Just Do It!

Anyone recognize this recently coined phrase? It's a campaign slogan coined in recent years by the sports company "Nike".

Now, I'm no great sports fan. I have nothing against sports, but I'm no great sport authority myself. Nor am I necessarily a "Nike" fan.

But, to get back to my usage of their advertising slogan, I have taken on to coining it for the writing industry and us writers. Quite applicable indeed.

You see, many writers (and anyone who does anything which involves any creativity) complain of suffering from that terrifying complex called 'writer's block'. It can even develop into something terrifyingly debilitating sometimes. For some more than others, it is merely a feeble excuse for their own laziness about simply getting round to the actual act of writing. And yet, for others, it is a true and scary mindset which, when it does actually begin, can catch on and cause terrible and sometimes irreparable mental block. Kind of like a snowball which begins at the top of a high mountain, only gaining in size, density and speed as it rolls down the hill, collecting more and more snow packing on as it rolls down by force of gravity to the bottom of the valley bellow.

After having dealt with my own intermittent bouts of writer's block, as well as reading other writers (and other professionals in various aspects of the field), I have come up with my own mind set to try to combat this problem. A sort of therapy, if you will. And in the process, I have opted to coin the Nike campaign slogan: "Just do it!"

Always keep a small notepad with you wherever you go. Sometimes an idea pops into your mind of something interesting to write about. Or perhaps an angle by which to approach a particular subject you have already had an idea to write about. Or perhaps an additional idea to incorporate into a work already in progress. But those ideas can many times be rather fleeting. They tend to go as quickly and fleeting as which they came; unless you do something in particular to 'save' them.
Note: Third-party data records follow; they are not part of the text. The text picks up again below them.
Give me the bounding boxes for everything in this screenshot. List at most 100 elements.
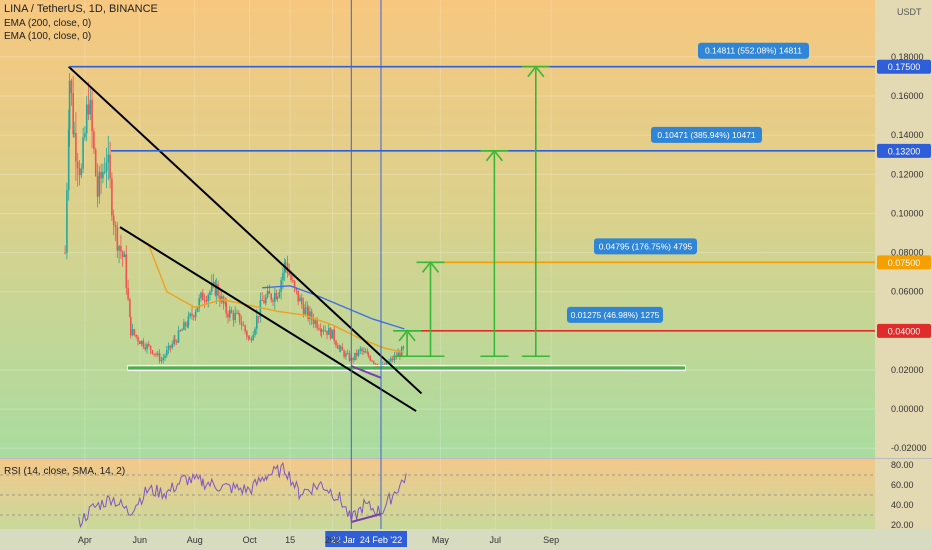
candle-body bbox=[399, 352, 401, 356]
rsi-legend[interactable]: RSI (14, close, SMA, 14, 2) bbox=[4, 466, 126, 477]
candle-body bbox=[174, 339, 176, 342]
candle-body bbox=[346, 353, 349, 355]
candle-body bbox=[265, 297, 267, 304]
candle-body bbox=[103, 171, 106, 173]
main-pane-background bbox=[0, 0, 875, 458]
candle-body bbox=[211, 283, 213, 292]
candle-body bbox=[244, 325, 246, 332]
candle-body bbox=[215, 283, 218, 296]
candle-body bbox=[78, 168, 81, 176]
candle-body bbox=[227, 313, 229, 318]
candle-body bbox=[348, 353, 351, 361]
candle-body bbox=[105, 162, 108, 172]
downtrend-line-upper bbox=[68, 65, 423, 395]
candle-body bbox=[246, 331, 248, 337]
price-level-tag bbox=[877, 143, 931, 158]
candle-body bbox=[131, 329, 134, 336]
candle-body bbox=[107, 154, 110, 163]
downtrend-line-lower bbox=[119, 226, 417, 412]
candle-body bbox=[149, 345, 152, 351]
x-tick-label: 202 bbox=[325, 535, 340, 545]
candle-body bbox=[162, 357, 164, 361]
candle-body bbox=[355, 352, 358, 356]
candle-body bbox=[320, 329, 323, 332]
rsi-line bbox=[78, 461, 407, 529]
candle-body bbox=[309, 311, 311, 319]
candle-body bbox=[337, 345, 339, 349]
candle-body bbox=[184, 322, 187, 327]
candle-body bbox=[181, 329, 183, 331]
candle-body bbox=[219, 295, 221, 302]
candle-body bbox=[261, 300, 263, 302]
candle-body bbox=[268, 291, 271, 295]
rsi-tick-label: 60.00 bbox=[891, 480, 914, 490]
target-label: 0.10471 (385.94%) 10471 bbox=[657, 130, 756, 140]
x-tick-label: Jun bbox=[133, 535, 148, 545]
candle-body bbox=[189, 313, 191, 317]
candle-body bbox=[139, 341, 141, 345]
candle-body bbox=[209, 291, 211, 296]
x-tick-label: May bbox=[432, 535, 450, 545]
candle-body bbox=[66, 190, 68, 253]
price-level-tag bbox=[877, 59, 931, 74]
candle-body bbox=[87, 104, 90, 115]
y-tick-label: 0.00000 bbox=[891, 404, 924, 414]
candle-body bbox=[252, 334, 254, 341]
candle-body bbox=[173, 339, 175, 345]
candle-body bbox=[306, 307, 308, 309]
target-label-box bbox=[698, 42, 809, 59]
candle-body bbox=[388, 361, 390, 363]
candle-body bbox=[240, 322, 243, 325]
candle-body bbox=[100, 171, 102, 179]
candle-body bbox=[94, 149, 97, 176]
candle-body bbox=[393, 355, 396, 361]
candle-body bbox=[390, 358, 392, 362]
candle-body bbox=[391, 358, 394, 361]
candle-body bbox=[366, 352, 369, 354]
candle-body bbox=[284, 262, 287, 264]
candle-body bbox=[72, 93, 74, 135]
y-tick-label: 0.16000 bbox=[891, 91, 924, 101]
candle-body bbox=[196, 307, 199, 312]
candle-body bbox=[111, 178, 113, 216]
candle-body bbox=[121, 251, 124, 258]
target-label-box bbox=[651, 126, 762, 143]
candle-body bbox=[343, 350, 345, 357]
date-marker-label: 24 Feb '22 bbox=[360, 535, 402, 545]
candle-body bbox=[186, 325, 189, 327]
candle-body bbox=[64, 252, 66, 254]
ema200-line bbox=[262, 285, 405, 330]
candle-body bbox=[202, 292, 204, 301]
x-tick-label: 15 bbox=[285, 535, 295, 545]
price-level-tag bbox=[877, 255, 931, 270]
candle-body bbox=[236, 312, 238, 314]
rsi-tick-label: 80.00 bbox=[891, 460, 914, 470]
candles-layer bbox=[64, 73, 405, 371]
price-level-label: 0.07500 bbox=[888, 258, 921, 268]
candle-body bbox=[335, 340, 337, 346]
candle-body bbox=[76, 161, 79, 169]
ema100-legend[interactable]: EMA (100, close, 0) bbox=[4, 31, 92, 42]
candle-body bbox=[135, 334, 137, 337]
rsi-divergence-line bbox=[351, 513, 382, 523]
candle-body bbox=[129, 299, 131, 317]
candle-body bbox=[187, 316, 190, 326]
candle-body bbox=[367, 353, 370, 357]
y-tick-label: 0.10000 bbox=[891, 208, 924, 218]
rsi-pane-background bbox=[0, 459, 875, 529]
candle-body bbox=[91, 99, 93, 132]
time-axis-background bbox=[0, 529, 932, 550]
price-level-label: 0.17500 bbox=[888, 62, 921, 72]
candle-body bbox=[93, 131, 95, 150]
candle-body bbox=[85, 104, 88, 134]
candle-body bbox=[292, 280, 294, 282]
candle-body bbox=[230, 310, 233, 313]
candle-body bbox=[329, 328, 332, 339]
ema200-legend[interactable]: EMA (200, close, 0) bbox=[4, 18, 92, 29]
candle-body bbox=[155, 353, 157, 355]
candle-body bbox=[225, 302, 227, 314]
candle-body bbox=[158, 353, 161, 361]
candle-body bbox=[263, 300, 265, 304]
candle-body bbox=[363, 351, 365, 353]
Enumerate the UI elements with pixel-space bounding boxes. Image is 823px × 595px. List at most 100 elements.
Our minds can be compared to a computer memory bank. On your PC or laptop, if you write something in any document or file, if you don't click the option 'save', then once you click out of the program, whatever it is that you have typed in is lost forever. Same thing goes for working on internet. If you don't click the 'save' or 'send' option for what you are trying to communicate to others, it is lost forever in that effervescent "cyber world". Never to be seen again. Unless you have remembered what it is that you typed, and you can do it again, and save it or send it properly this time.

Same thing goes, more or less, for our own human minds. We have thoughts. We even have brainstorms at times. Really good ideas. But if we don't do something to ensure that we will remember them, many times when we get side-tracked with something else, those thoughts or ideas get easily lost never to be retrieved again. Unless something happens or is said or is read to jog our memory. But if you are anything like a vast majority of the population of mankind, that is something that rarely happens. And it seems even less unlikely when you try conscientiously to recall that memory. Seems to be, for some odd reason, that the harder we try to retrieve an idea or a memory, the more difficult it gets to retrieve it. Only when we put it off from our intentions to retrieve it, and something happens to jog the memory, does it blessedly come back to us. But even then, it is for only a fleeting moment once again.

This is why I have learned to carry a small notepad and pen with me in my purse wherever I go. "But I'm a man" you say? "I don't carry a purse like you women". Well, then, do what you can to carry some sort of a notepad with you, and use it when you need it. When an idea pops in your head, jot down merely the main points which will later on jog your memory enough that you can sit down at your computer or your desk and write out longhand whatever it is that you want to write about. If you carry a cell phone with you, then use the 'notepad' option under the 'organizer' section of your phone. Most cell phones nowadays have this option already programmed into the phone's memory bank. And if you don't have such a section, then it is easy to install it. Install it today, and learn to use it. Or perhaps carry a small notepad in your wallet, along with a miniature pen or pencil in the fold of the wallet. Do whatever you have to do to ensure that when you have than brainstorm, it is not merely blown away by the winds of forgetfulness.

Jerry B. Jenkins, a prolific American writer, has written and published many books of Inspirational Writing. In his book "Writing for the Soul", he has stated his own opinion or view on the ideal of 'writer's block'. He claims that there is no such thing. In other words, as long as you sit down somewhere at some time with the intention and desire to write, you will eventually get to doing just that, hence rendering 'writer's block' virtually obsolete. He has given that proverbial advice that to write, you need to have "seat in chair". Quite profound in its utter simplicity, yet a hard truth. I like to add my own spin on to it, trying to make it my inspirational motto: "Want to write? Get seat in chair, turn off internet connection and the television, and don't answer the phone. Turn computer on, have a new (or ongoing) word document on the screen, or pad on the desk, and write."

In other words, as the Nike campaign has already so succinctly put it: "Just do it!"